Last month, Interactive Brokers said that the sweeping changes to US tax law knocked about $84 million off its profits.
Interactive Brokers LLC (NASDAQ:IBKR) has just disclosed its consolidated trading volumes for the month ending January 2018, which started the year off on a positive note, helped in part by an uptick in volatility after what had been a traditionally slower period in December.
The first month of the calendar year saw DARTs climb to 903,000, a rise of 29.0 percent month-over-month from 699,000 in December 2017. Over a year-on-year basis, Interactive Brokers saw a more upbeat performance in its DARTs with January’s figure jumping approximately 40 percent relative to the 646,000 reported back in January 2017.

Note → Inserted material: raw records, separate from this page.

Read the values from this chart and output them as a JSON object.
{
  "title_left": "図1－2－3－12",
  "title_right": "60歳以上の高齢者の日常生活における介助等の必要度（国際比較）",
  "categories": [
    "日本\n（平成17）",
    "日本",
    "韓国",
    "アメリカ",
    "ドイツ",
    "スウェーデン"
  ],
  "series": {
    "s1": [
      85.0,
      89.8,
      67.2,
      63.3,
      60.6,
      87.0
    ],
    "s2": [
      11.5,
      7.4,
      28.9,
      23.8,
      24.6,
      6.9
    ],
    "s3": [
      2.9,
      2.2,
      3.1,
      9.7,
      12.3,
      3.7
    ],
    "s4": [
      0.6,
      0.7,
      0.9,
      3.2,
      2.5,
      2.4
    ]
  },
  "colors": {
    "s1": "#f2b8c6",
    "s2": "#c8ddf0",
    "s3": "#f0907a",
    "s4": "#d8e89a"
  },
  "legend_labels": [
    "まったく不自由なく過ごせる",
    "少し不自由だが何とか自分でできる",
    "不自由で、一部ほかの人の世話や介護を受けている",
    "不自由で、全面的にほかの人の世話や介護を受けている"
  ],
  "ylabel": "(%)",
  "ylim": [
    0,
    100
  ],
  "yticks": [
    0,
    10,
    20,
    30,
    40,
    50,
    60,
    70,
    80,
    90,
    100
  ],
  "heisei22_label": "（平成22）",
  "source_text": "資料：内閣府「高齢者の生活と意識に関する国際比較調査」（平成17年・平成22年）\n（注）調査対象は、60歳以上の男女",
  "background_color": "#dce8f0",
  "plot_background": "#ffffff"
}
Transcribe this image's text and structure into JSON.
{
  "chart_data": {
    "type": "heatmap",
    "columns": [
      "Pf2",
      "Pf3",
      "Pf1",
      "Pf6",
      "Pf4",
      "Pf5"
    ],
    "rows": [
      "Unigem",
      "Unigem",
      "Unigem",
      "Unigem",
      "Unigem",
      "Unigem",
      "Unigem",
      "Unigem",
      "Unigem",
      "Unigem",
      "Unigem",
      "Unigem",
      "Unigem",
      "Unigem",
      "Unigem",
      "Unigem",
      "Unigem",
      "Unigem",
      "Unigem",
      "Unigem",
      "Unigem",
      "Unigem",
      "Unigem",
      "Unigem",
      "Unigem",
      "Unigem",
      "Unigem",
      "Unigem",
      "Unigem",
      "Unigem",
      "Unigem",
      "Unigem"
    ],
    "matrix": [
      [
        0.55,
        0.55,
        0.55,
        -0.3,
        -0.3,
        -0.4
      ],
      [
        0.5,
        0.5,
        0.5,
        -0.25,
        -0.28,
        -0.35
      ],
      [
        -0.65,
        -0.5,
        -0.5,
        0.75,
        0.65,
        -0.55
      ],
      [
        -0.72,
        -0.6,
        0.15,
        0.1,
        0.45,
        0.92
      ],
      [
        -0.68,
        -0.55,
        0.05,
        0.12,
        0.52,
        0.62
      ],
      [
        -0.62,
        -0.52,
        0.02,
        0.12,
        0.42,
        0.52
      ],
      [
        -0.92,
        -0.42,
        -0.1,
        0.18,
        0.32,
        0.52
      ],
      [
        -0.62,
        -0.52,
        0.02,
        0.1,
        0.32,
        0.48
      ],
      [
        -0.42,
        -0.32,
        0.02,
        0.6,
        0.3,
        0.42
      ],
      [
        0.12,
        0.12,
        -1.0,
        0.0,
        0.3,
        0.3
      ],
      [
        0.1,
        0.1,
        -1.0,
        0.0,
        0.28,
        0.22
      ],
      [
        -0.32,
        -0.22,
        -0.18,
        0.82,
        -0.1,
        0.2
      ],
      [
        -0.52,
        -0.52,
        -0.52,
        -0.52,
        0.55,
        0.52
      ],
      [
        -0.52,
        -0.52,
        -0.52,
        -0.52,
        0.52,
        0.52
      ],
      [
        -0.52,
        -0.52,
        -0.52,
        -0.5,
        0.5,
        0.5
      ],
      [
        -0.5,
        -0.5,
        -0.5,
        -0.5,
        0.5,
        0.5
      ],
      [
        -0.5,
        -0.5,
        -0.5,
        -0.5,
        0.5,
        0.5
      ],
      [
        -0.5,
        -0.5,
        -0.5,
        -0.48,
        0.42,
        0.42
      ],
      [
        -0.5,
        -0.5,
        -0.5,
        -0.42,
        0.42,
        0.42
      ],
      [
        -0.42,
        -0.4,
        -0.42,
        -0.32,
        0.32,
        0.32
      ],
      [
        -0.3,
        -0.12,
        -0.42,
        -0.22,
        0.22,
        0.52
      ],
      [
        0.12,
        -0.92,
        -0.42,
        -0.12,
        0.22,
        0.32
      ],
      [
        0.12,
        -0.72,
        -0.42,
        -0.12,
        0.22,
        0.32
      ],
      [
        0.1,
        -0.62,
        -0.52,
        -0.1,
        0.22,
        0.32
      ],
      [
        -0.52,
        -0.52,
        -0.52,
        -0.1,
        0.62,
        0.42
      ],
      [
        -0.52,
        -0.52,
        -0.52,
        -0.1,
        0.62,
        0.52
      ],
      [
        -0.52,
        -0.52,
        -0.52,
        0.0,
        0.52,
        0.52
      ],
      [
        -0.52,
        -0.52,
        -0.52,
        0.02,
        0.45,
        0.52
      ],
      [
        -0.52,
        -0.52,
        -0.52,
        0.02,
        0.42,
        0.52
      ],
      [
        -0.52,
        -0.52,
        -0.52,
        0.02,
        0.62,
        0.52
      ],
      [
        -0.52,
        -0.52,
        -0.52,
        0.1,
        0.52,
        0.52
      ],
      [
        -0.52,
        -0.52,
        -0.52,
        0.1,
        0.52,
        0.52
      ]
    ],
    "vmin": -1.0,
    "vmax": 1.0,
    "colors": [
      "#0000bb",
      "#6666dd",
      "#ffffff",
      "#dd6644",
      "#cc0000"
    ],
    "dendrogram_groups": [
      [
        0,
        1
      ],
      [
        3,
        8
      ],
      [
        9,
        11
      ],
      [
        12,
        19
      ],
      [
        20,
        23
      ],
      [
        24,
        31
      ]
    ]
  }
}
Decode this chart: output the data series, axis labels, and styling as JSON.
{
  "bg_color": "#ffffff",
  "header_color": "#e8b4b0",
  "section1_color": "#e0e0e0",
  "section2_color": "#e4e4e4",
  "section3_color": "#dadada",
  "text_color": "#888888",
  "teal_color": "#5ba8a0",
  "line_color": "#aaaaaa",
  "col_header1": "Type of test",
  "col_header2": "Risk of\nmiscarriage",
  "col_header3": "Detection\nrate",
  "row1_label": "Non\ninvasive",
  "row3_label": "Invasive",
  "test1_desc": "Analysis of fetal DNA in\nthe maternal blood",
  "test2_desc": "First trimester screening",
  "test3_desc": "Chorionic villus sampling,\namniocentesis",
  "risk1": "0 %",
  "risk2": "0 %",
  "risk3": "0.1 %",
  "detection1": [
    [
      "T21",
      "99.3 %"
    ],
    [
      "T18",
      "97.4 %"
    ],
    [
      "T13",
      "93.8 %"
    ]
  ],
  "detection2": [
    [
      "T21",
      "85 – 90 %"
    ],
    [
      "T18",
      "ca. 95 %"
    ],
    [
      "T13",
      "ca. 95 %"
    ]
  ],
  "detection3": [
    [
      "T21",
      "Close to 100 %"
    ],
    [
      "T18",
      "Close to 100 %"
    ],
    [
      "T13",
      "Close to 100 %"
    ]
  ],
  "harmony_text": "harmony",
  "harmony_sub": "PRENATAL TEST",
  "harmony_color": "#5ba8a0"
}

Looking deeper into Interactive Brokers’ latest monthly report, the group’s equity balance across customer accounts during January 2018 continued to climb higher to $133.9 billion, an increase of 50.0 percent year-on-year from $89.4 billion. In addition, Interactive Brokers bested its December 2017 equivalent, having notched a gain of 7.0 percent from $124.8 billion in the prior month.
Interactive Brokers’ ending client credit balances also came in at $48.1 billion in January 2018, or 2.0 percent higher month-on-month from $47.1 billion in December 2017. Across a yearly interval, the figure moved higher by 13.0 percent when weighed against its counterpart in January 2016.
Business highlights, according to the company’s press release, also showed that a total of 497,000 customer accounts were active at IB during January 2018. The number is rising in consecutive months, this time by 3.0 percent month-on-month when compared to December 2017 (483,000 accounts), and 27.0 percent higher from 391,200 for January 2017.
On average, in January 2018 Interactive Brokers charged clients commission fees of $4.02 per order, including exchange, clearing and regulatory fees, with the key products metrics coming out at $2.59 for stocks, $6.03 for equity options and $5.88 for futures orders.
Last month, Interactive Brokers said that the sweeping changes to US tax law knocked about $84 million off its profits for the end of 2017, which were largely related to its tax-deferred assets, which now must be recalibrated to reflect the lower corporate rate.